The dataset was arbitrarily divided into two splits as training and validation (80 and 20% respectively). The training split was used to build a classifier using a supervised learning random forest and the validation split was used to test its predictive power . The terms composing the classifier were iteratively analysed and improved by a team of software engineers with expertise in information retrieval, methodologists and information specialists until reaching a stable version. Finally, the results were manually validated with a set of 500 unseen records to make sure we had not overfit the model during the tuning of the random forest model.
Development of the classifier for records without an abstract
Acknowledging the limitations of any classifier using a language-based technique to manage records without an abstract, we approached these as a separate problem. We reviewed the sample iteratively to identify characteristics associated with a high probability of being or not being a systematic review and custom-built a heuristic classifier using specific terms and other characteristics of the records.
Automated classification (classifiers)
All the records retrieved by the search strategy are immediately processed and automatically classified into included/excluded systematic reviews in the database. Later, the classifications are manually validated by at least one human screener.
All the titles and abstracts included by the classifier are uploaded to Collaboratron™ , a screening software specifically developed by Epistemonikos Foundation for this purpose. The documents are screened by at least one human using this tool, starting from the most recent records. The records without an abstract are regularly reviewed by a dedicated team. The full text of the article is retrieved if it is not possible to make a decision based on the title or abstract.
Discrepancies between the classifier and a human screener (i.e. included by the classifier and excluded by the human screener) or between different human screeners are resolved by a senior researcher.
Measures of performance
In order to estimate the performance of the classifiers, we used the validation set as a gold standard for the machine learning classifier and a convenience sample of 500 unseen records for the heuristic classifier.
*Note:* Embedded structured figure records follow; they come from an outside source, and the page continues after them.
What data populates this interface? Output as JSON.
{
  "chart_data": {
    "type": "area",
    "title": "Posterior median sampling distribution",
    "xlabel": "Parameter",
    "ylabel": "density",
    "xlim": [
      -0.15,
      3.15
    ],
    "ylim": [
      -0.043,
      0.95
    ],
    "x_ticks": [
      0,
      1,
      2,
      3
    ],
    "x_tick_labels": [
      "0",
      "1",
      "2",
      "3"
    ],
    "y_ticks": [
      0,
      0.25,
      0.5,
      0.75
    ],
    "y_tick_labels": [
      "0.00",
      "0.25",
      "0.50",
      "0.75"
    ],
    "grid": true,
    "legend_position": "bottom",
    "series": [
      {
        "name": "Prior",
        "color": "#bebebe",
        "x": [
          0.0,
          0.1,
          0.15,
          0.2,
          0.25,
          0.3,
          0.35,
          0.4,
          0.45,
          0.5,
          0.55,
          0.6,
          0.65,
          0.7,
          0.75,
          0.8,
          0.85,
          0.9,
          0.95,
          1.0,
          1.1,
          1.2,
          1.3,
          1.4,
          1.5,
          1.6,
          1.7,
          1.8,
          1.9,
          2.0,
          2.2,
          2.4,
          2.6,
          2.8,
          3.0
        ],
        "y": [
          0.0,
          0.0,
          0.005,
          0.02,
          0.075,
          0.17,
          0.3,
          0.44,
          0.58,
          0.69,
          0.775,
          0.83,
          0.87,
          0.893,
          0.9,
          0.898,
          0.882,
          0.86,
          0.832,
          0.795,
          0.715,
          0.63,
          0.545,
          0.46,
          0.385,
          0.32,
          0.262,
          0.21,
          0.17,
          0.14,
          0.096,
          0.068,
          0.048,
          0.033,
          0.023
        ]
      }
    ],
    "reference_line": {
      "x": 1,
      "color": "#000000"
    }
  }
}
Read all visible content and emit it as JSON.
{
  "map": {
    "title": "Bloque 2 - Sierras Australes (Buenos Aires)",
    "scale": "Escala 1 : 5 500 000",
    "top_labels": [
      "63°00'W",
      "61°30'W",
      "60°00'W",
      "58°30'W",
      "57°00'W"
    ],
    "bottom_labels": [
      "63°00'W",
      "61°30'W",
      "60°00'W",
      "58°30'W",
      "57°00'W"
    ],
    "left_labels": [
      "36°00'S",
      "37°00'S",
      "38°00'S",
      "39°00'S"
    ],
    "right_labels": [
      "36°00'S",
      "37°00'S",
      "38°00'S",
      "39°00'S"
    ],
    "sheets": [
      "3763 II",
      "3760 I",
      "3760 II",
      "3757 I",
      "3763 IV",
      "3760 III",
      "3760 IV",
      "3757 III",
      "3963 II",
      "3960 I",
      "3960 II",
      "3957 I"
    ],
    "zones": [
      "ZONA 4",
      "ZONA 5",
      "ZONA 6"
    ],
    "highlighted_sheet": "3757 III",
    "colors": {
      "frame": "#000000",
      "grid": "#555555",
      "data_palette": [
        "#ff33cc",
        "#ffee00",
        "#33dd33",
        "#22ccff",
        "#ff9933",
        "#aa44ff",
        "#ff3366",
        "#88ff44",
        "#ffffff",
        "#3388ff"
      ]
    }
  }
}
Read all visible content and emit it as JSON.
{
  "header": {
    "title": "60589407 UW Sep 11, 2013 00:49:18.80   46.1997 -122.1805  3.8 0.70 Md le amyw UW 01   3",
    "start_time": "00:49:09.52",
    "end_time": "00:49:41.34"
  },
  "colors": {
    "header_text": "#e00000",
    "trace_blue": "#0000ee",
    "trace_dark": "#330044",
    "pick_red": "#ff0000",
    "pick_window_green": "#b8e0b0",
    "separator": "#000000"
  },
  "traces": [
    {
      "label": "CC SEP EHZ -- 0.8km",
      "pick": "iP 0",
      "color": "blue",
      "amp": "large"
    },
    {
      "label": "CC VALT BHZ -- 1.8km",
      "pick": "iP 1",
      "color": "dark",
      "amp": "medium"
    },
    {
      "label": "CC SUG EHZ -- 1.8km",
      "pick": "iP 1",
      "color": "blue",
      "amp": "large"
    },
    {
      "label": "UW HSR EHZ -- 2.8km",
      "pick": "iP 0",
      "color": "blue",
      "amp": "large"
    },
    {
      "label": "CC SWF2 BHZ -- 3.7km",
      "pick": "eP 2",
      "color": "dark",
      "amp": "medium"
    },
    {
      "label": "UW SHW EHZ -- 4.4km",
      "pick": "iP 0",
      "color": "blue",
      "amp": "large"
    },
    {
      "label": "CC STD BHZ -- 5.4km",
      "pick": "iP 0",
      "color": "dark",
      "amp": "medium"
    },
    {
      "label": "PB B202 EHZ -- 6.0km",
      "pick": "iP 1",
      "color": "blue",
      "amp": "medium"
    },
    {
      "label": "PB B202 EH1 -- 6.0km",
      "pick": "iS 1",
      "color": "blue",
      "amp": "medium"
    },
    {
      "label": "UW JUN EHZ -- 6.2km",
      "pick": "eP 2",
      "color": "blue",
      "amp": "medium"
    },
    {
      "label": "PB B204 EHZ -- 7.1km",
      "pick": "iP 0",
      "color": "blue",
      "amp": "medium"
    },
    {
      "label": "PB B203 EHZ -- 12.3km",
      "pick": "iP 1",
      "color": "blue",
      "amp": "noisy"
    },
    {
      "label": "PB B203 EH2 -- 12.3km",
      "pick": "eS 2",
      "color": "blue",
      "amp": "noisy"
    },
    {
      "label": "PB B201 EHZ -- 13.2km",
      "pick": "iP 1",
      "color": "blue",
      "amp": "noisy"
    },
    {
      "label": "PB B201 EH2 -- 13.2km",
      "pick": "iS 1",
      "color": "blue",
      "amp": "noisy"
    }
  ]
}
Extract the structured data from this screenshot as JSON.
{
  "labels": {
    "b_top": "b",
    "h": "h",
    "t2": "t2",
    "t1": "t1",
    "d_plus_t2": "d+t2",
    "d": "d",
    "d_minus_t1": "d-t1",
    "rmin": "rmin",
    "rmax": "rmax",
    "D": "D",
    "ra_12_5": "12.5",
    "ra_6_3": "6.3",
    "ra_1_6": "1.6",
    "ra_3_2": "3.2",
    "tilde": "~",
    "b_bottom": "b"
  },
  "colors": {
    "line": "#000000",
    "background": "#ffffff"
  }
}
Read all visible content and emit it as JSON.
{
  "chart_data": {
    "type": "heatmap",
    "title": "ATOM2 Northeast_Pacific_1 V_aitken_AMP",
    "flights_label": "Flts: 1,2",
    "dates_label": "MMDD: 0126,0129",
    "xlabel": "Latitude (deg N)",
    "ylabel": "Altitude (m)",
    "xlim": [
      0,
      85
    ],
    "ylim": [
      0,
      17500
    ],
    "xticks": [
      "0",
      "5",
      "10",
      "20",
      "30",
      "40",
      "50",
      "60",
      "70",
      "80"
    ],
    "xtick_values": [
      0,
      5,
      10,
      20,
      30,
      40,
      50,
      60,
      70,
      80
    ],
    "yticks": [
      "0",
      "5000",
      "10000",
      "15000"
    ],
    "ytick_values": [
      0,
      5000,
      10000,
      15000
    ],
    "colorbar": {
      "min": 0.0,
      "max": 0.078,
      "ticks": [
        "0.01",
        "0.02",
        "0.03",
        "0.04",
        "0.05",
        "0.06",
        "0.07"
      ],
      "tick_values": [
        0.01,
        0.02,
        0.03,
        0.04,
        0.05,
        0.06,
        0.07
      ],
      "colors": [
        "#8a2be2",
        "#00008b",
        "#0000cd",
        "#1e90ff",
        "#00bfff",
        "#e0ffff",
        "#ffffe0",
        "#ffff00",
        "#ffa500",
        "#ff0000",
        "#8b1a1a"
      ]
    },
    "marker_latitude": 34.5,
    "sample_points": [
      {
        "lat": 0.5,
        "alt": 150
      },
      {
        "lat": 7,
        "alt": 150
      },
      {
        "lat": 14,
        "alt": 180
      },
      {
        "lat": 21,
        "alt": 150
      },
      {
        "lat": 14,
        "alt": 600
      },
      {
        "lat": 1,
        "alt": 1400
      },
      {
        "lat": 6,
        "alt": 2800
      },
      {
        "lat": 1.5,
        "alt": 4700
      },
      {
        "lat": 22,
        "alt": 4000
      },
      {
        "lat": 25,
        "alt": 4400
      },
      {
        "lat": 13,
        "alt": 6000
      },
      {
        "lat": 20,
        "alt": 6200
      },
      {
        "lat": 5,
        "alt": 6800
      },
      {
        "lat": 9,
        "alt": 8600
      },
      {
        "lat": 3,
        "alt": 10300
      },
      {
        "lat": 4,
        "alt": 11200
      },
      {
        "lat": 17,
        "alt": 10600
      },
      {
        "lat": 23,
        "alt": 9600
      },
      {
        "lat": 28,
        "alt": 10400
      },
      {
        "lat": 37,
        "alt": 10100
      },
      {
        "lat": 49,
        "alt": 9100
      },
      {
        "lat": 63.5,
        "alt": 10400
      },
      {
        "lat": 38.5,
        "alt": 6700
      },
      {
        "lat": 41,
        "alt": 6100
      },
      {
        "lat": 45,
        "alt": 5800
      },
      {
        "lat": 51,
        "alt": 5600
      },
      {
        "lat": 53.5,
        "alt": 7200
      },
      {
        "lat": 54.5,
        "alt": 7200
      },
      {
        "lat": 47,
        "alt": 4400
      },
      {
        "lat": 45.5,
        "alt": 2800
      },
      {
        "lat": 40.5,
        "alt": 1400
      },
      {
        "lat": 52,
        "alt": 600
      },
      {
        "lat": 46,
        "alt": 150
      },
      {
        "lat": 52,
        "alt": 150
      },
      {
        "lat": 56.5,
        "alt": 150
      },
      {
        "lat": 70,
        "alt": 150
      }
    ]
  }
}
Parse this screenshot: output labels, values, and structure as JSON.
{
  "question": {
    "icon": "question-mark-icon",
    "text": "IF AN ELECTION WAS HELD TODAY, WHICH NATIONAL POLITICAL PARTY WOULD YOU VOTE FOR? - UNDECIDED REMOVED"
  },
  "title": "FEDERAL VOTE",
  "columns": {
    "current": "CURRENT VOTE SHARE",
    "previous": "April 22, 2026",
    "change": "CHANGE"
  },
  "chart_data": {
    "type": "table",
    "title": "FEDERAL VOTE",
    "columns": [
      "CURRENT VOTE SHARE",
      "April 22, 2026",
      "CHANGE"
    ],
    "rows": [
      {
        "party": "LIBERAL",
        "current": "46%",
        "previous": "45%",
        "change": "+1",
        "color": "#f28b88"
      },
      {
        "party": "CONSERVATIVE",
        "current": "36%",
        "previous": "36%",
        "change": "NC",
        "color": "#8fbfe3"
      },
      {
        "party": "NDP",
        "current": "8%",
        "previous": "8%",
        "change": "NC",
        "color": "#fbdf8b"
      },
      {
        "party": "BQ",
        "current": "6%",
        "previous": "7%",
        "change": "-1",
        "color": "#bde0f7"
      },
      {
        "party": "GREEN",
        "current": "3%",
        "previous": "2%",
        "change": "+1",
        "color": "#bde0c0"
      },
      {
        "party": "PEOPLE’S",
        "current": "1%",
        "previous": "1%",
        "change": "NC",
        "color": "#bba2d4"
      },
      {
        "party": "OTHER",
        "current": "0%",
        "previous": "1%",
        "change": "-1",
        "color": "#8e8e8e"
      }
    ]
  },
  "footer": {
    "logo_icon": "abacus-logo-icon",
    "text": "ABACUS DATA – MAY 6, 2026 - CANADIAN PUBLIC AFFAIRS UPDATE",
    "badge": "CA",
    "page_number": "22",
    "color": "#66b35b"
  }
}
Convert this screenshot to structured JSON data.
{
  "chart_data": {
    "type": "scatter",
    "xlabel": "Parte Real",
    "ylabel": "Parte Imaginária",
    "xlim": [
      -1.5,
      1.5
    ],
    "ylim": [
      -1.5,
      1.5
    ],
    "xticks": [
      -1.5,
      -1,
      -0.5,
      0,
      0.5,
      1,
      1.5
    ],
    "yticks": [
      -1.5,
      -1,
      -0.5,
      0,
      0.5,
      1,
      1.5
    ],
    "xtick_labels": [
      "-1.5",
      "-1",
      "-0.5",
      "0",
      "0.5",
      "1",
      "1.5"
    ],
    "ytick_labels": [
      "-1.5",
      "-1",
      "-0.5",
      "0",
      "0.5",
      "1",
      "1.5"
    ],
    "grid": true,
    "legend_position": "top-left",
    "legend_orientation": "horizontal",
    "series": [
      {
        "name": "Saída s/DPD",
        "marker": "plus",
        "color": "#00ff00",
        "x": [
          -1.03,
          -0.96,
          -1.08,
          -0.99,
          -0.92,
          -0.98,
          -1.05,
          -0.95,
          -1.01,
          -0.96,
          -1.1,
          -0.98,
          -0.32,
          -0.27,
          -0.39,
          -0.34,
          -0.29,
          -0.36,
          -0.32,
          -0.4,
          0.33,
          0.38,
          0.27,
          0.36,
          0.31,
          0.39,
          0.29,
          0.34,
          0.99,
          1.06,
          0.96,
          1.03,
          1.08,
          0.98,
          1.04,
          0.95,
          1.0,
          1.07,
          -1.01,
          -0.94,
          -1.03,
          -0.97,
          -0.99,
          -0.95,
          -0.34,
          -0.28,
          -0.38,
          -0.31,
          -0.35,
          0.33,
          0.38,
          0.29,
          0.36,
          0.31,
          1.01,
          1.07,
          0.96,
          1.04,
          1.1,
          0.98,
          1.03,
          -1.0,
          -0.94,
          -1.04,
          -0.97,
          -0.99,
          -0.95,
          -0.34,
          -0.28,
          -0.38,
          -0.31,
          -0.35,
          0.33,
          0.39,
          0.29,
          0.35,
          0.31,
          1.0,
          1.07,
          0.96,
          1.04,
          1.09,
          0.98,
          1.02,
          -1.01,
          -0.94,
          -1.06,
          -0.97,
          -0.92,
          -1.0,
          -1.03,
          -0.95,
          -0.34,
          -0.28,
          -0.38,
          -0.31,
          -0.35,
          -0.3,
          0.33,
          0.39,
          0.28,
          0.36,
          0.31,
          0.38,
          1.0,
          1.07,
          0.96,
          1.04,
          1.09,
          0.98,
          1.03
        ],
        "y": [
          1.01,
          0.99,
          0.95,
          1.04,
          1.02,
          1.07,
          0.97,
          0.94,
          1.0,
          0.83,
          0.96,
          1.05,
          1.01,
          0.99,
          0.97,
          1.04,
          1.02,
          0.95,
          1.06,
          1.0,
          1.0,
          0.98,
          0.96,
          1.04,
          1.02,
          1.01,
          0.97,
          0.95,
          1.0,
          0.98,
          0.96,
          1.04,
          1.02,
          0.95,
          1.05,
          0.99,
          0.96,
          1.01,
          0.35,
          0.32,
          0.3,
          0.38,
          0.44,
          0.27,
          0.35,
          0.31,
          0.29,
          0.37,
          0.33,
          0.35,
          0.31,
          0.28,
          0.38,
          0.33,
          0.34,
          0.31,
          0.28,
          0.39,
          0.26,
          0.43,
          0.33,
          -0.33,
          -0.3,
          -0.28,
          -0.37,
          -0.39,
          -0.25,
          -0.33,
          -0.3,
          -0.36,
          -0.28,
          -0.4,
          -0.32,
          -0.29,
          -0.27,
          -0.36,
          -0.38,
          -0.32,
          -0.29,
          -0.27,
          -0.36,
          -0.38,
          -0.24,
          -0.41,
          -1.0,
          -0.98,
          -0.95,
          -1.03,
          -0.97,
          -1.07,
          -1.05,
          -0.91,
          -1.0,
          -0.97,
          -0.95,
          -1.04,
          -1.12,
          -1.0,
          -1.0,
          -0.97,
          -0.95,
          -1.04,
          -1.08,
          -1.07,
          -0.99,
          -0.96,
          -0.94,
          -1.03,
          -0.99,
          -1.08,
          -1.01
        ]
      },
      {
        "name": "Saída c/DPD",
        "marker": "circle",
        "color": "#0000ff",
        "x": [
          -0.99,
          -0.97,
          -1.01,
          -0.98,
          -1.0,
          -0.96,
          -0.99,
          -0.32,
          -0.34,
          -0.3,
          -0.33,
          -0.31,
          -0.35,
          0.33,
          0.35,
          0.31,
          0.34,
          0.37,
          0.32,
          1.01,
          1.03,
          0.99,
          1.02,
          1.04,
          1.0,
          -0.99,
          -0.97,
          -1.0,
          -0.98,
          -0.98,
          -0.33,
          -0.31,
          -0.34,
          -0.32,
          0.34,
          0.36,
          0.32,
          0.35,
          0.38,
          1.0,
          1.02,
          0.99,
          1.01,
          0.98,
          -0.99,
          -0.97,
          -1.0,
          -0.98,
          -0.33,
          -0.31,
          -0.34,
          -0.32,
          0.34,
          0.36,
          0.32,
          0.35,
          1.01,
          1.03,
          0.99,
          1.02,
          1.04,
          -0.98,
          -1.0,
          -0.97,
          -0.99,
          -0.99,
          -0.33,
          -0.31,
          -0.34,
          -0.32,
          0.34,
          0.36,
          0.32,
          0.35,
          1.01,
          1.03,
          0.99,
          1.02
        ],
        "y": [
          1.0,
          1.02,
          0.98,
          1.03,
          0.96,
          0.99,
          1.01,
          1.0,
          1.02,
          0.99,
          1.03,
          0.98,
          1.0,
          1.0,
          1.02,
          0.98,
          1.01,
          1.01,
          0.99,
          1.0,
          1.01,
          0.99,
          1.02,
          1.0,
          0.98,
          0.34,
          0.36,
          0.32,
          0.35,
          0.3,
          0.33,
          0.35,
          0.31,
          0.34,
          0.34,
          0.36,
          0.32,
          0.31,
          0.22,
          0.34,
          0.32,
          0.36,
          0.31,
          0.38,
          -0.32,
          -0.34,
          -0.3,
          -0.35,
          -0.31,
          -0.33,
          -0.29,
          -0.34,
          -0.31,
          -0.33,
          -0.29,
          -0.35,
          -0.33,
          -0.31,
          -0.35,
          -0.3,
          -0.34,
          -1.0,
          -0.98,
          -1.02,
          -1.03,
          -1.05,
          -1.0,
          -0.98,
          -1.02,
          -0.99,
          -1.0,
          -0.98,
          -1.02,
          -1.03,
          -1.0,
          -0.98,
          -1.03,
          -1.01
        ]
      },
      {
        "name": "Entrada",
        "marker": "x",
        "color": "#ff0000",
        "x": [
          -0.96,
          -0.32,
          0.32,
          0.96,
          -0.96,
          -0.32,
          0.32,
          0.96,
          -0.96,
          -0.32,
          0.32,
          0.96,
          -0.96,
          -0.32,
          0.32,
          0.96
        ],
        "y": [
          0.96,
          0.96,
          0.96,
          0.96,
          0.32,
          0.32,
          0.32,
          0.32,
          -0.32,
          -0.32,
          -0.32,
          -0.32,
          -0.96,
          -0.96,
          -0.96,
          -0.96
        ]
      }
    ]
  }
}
We calculated the following measures (and their 95% confidence interval): sensitivity or recall (true positives/(true positives + false negatives)), precision or positive predictive value (true positives/(true positives + false positives)), specificity (true negatives/(false positives + true negatives)) and accuracy ((true positives + true negatives)/total). For estimation of misclassified reviews in Epistemonikos Database, we applied these numbers to the total amount of records without human validation.